Search code examples
c#mongodbmongodb-.net-driver

MongoDB: Case insensitive and accent insensitive


I am looking for string "JESÚS" but only returns the document with the specified string, I need the search to ignore the accents and capital letters.

I am using C# and mongodb driver.

I have two documents saved in my mongodb:

_id:5d265f3129ea36365c7ca587
TRABAJADOR:"JESUS HERNANDEZ DIAZ"

_id:5d265f01db86a83148404711
TRABAJADOR:"JESÚS HERNÁNDEZ DÍAZ"

In visual c# with mongo driver:

var filter = Builders<BsonDocument>.Filter.Regex("TRABAJADOR", new BsonRegularExpression(string.Format(".*{0}.*", "JESÚS"), "i"));

var result = collection.Find(filter, new FindOptions() { Collation = new Collation("es", strength: CollationStrength.Primary, caseLevel:true) }).ToList();

output = JsonConvert.SerializeObject(result);
return output;

If I search for "JESÚS", actual output:

_id:5d265f01db86a83148404711
TRABAJADOR:"JESÚS HERNÁNDEZ DÍAZ"

But actually I am expecting following output:

_id:5d265f3129ea36365c7ca587
TRABAJADOR:"JESUS HERNANDEZ DIAZ"

_id:5d265f01db86a83148404711
TRABAJADOR:"JESÚS HERNÁNDEZ DÍAZ"

Solution

  • i recommend you create a text index with the default language set to "none" in order to make it diacritic insensitive and then doing a $text search as follows:

    db.Project.createIndex(
        {
            "WORKER": "text",
            "TRABAJADOR": "text"
        },
        {
            "background": false,
            "default_language": "none"
        }
    )
    
    db.Project.find({
        "$text": {
            "$search": "jesus",
            "$caseSensitive": false
        }
    })
    

    here's the c# code that generated the above queries. i'm using my library MongoDB.Entities for brevity.

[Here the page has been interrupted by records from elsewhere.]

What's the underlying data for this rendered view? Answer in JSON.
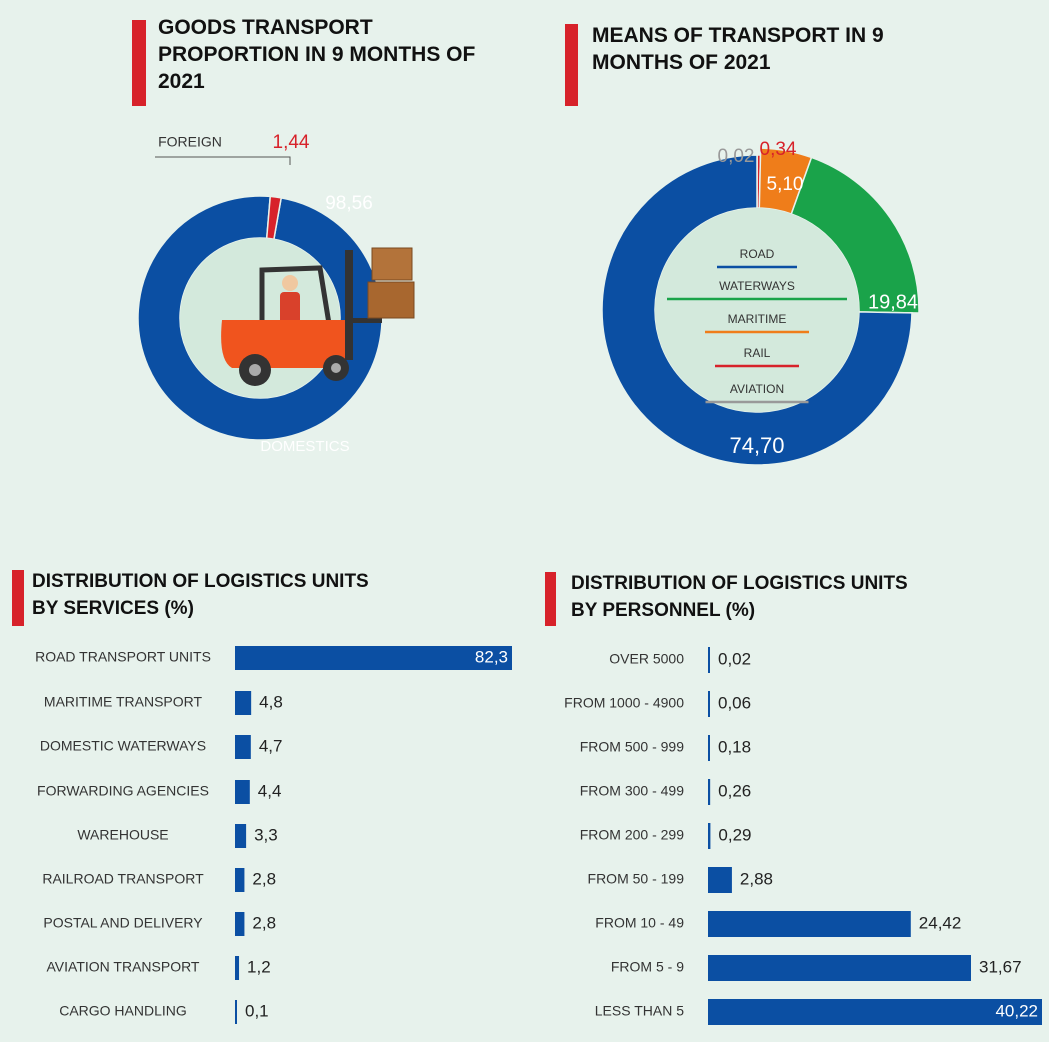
{
  "chart_data": [
    {
      "type": "donut",
      "title": "GOODS TRANSPORT PROPORTION IN 9 MONTHS OF 2021",
      "categories": [
        "DOMESTICS",
        "FOREIGN"
      ],
      "values": [
        98.56,
        1.44
      ],
      "value_labels": [
        "98,56",
        "1,44"
      ],
      "colors": [
        "#0b4fa3",
        "#d7222a"
      ]
    },
    {
      "type": "donut",
      "title": "MEANS OF TRANSPORT IN 9 MONTHS OF 2021",
      "categories": [
        "ROAD",
        "WATERWAYS",
        "MARITIME",
        "RAIL",
        "AVIATION"
      ],
      "values": [
        74.7,
        19.84,
        5.1,
        0.34,
        0.02
      ],
      "value_labels": [
        "74,70",
        "19,84",
        "5,10",
        "0,34",
        "0,02"
      ],
      "colors": [
        "#0b4fa3",
        "#1aa34a",
        "#ef7d1a",
        "#d7222a",
        "#999999"
      ]
    },
    {
      "type": "hbar",
      "title": "DISTRIBUTION OF LOGISTICS UNITS BY SERVICES (%)",
      "categories": [
        "ROAD TRANSPORT UNITS",
        "MARITIME TRANSPORT",
        "DOMESTIC WATERWAYS",
        "FORWARDING AGENCIES",
        "WAREHOUSE",
        "RAILROAD TRANSPORT",
        "POSTAL AND DELIVERY",
        "AVIATION TRANSPORT",
        "CARGO HANDLING"
      ],
      "values": [
        82.3,
        4.8,
        4.7,
        4.4,
        3.3,
        2.8,
        2.8,
        1.2,
        0.1
      ],
      "value_labels": [
        "82,3",
        "4,8",
        "4,7",
        "4,4",
        "3,3",
        "2,8",
        "2,8",
        "1,2",
        "0,1"
      ],
      "color": "#0b4fa3"
    },
    {
      "type": "hbar",
      "title": "DISTRIBUTION OF LOGISTICS UNITS BY PERSONNEL (%)",
      "categories": [
        "OVER 5000",
        "FROM 1000 - 4900",
        "FROM 500 - 999",
        "FROM 300 - 499",
        "FROM 200 - 299",
        "FROM 50 - 199",
        "FROM 10 - 49",
        "FROM 5 - 9",
        "LESS THAN 5"
      ],
      "values": [
        0.02,
        0.06,
        0.18,
        0.26,
        0.29,
        2.88,
        24.42,
        31.67,
        40.22
      ],
      "value_labels": [
        "0,02",
        "0,06",
        "0,18",
        "0,26",
        "0,29",
        "2,88",
        "24,42",
        "31,67",
        "40,22"
      ],
      "color": "#0b4fa3"
    }
  ]
}
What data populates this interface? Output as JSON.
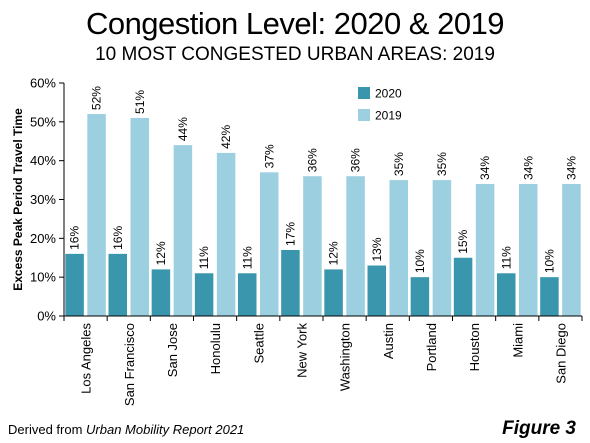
{
  "title": "Congestion Level: 2020 & 2019",
  "subtitle": "10 MOST CONGESTED URBAN AREAS: 2019",
  "source_prefix": "Derived from ",
  "source_italic": "Urban Mobility Report 2021",
  "figure_label": "Figure 3",
  "colors": {
    "series_2020": "#3a96ad",
    "series_2019": "#9ccfe0",
    "axis": "#000000",
    "grid": "none"
  },
  "chart_data": {
    "type": "bar",
    "title": "Congestion Level: 2020 & 2019",
    "subtitle": "10 MOST CONGESTED URBAN AREAS: 2019",
    "xlabel": "",
    "ylabel": "Excess Peak Period Travel Time",
    "ylim": [
      0,
      60
    ],
    "yticks": [
      0,
      10,
      20,
      30,
      40,
      50,
      60
    ],
    "ytick_labels": [
      "0%",
      "10%",
      "20%",
      "30%",
      "40%",
      "50%",
      "60%"
    ],
    "grid": false,
    "legend_position": "top-center",
    "categories": [
      "Los Angeles",
      "San Francisco",
      "San Jose",
      "Honolulu",
      "Seattle",
      "New York",
      "Washington",
      "Austin",
      "Portland",
      "Houston",
      "Miami",
      "San Diego"
    ],
    "series": [
      {
        "name": "2020",
        "color": "#3a96ad",
        "values": [
          16,
          16,
          12,
          11,
          11,
          17,
          12,
          13,
          10,
          15,
          11,
          10
        ],
        "labels": [
          "16%",
          "16%",
          "12%",
          "11%",
          "11%",
          "17%",
          "12%",
          "13%",
          "10%",
          "15%",
          "11%",
          "10%"
        ]
      },
      {
        "name": "2019",
        "color": "#9ccfe0",
        "values": [
          52,
          51,
          44,
          42,
          37,
          36,
          36,
          35,
          35,
          34,
          34,
          34
        ],
        "labels": [
          "52%",
          "51%",
          "44%",
          "42%",
          "37%",
          "36%",
          "36%",
          "35%",
          "35%",
          "34%",
          "34%",
          "34%"
        ]
      }
    ]
  }
}
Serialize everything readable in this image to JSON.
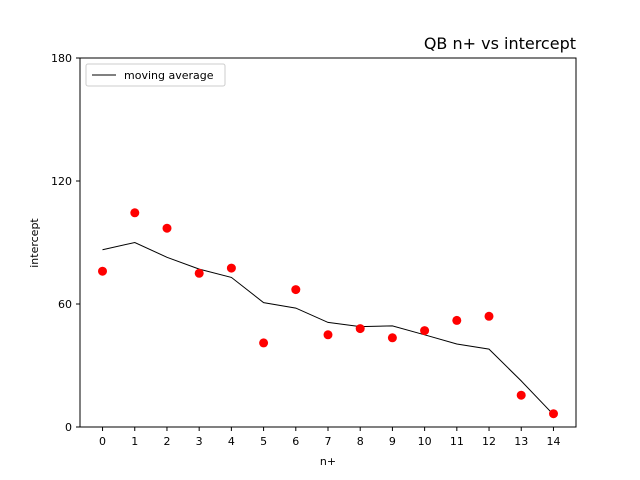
{
  "chart_data": {
    "type": "scatter",
    "title": "QB n+ vs intercept",
    "xlabel": "n+",
    "ylabel": "intercept",
    "xlim": [
      -0.7,
      14.7
    ],
    "ylim": [
      0,
      180
    ],
    "x_ticks": [
      "0",
      "1",
      "2",
      "3",
      "4",
      "5",
      "6",
      "7",
      "8",
      "9",
      "10",
      "11",
      "12",
      "13",
      "14"
    ],
    "y_ticks": [
      "0",
      "60",
      "120",
      "180"
    ],
    "grid": false,
    "legend_position": "top-left",
    "series": [
      {
        "kind": "scatter",
        "color": "#ff0000",
        "x": [
          0,
          1,
          2,
          3,
          4,
          5,
          6,
          7,
          8,
          9,
          10,
          11,
          12,
          13,
          14
        ],
        "y": [
          76,
          104.5,
          97,
          75,
          77.5,
          41,
          67,
          45,
          48,
          43.5,
          47,
          52,
          54,
          15.5,
          6.5
        ]
      },
      {
        "kind": "line",
        "name": "moving average",
        "color": "#000000",
        "x": [
          0,
          1,
          2,
          3,
          4,
          5,
          6,
          7,
          8,
          9,
          10,
          11,
          12,
          13,
          14
        ],
        "y": [
          86.5,
          90,
          82.8,
          77,
          73,
          60.7,
          58,
          51,
          49,
          49.3,
          45,
          40.5,
          38,
          22.5,
          6
        ]
      }
    ]
  }
}
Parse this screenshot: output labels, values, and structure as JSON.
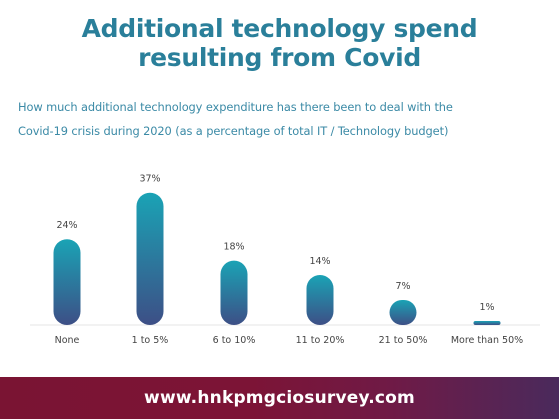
{
  "title_line1": "Additional technology spend",
  "title_line2": "resulting from Covid",
  "subtitle_line1": "How much additional technology expenditure has there been to deal with the",
  "subtitle_line2": "Covid-19 crisis during 2020 (as a percentage of total IT / Technology budget)",
  "footer_url": "www.hnkpmgciosurvey.com",
  "colors": {
    "title": "#2a7f9a",
    "subtitle": "#3b8aa6",
    "bar_top": "#1aa3b5",
    "bar_bottom": "#3d4f86",
    "label": "#444444",
    "footer": "#7a1433"
  },
  "chart_data": {
    "type": "bar",
    "categories": [
      "None",
      "1 to 5%",
      "6 to 10%",
      "11 to 20%",
      "21 to 50%",
      "More than 50%"
    ],
    "values": [
      24,
      37,
      18,
      14,
      7,
      1
    ],
    "value_labels": [
      "24%",
      "37%",
      "18%",
      "14%",
      "7%",
      "1%"
    ],
    "ylim": [
      0,
      40
    ],
    "grid": false,
    "legend": "none"
  }
}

    using MongoDB.Entities;
    using System;
    using System.Linq;
    
    namespace StackOverflow
    {
        public class Program
        {
            public class Project : Entity
            {
                public string WORKER { get; set; }
                public string TRABAJADOR { get; set; }
            }
    
            private static void Main(string[] args)
            {
                new DB("test");
    
                DB.Index<Project>()
                  .Key(p => p.WORKER, KeyType.Text)
                  .Key(p => p.TRABAJADOR, KeyType.Text)
                  .Option(o => o.DefaultLanguage = "none")
                  .Option(o => o.Background = false)
                  .Create();
    
                (new[] {
                    new Project { WORKER = "JESUS HERNANDEZ DIAZ"},
                    new Project { TRABAJADOR = "JESÚS HERNÁNDEZ DÍAZ"}
                }).Save();
    
                var result = DB.SearchText<Project>("jesus");
    
                Console.WriteLine($"found: {result.Count()}");
                Console.Read();
            }
        }
    }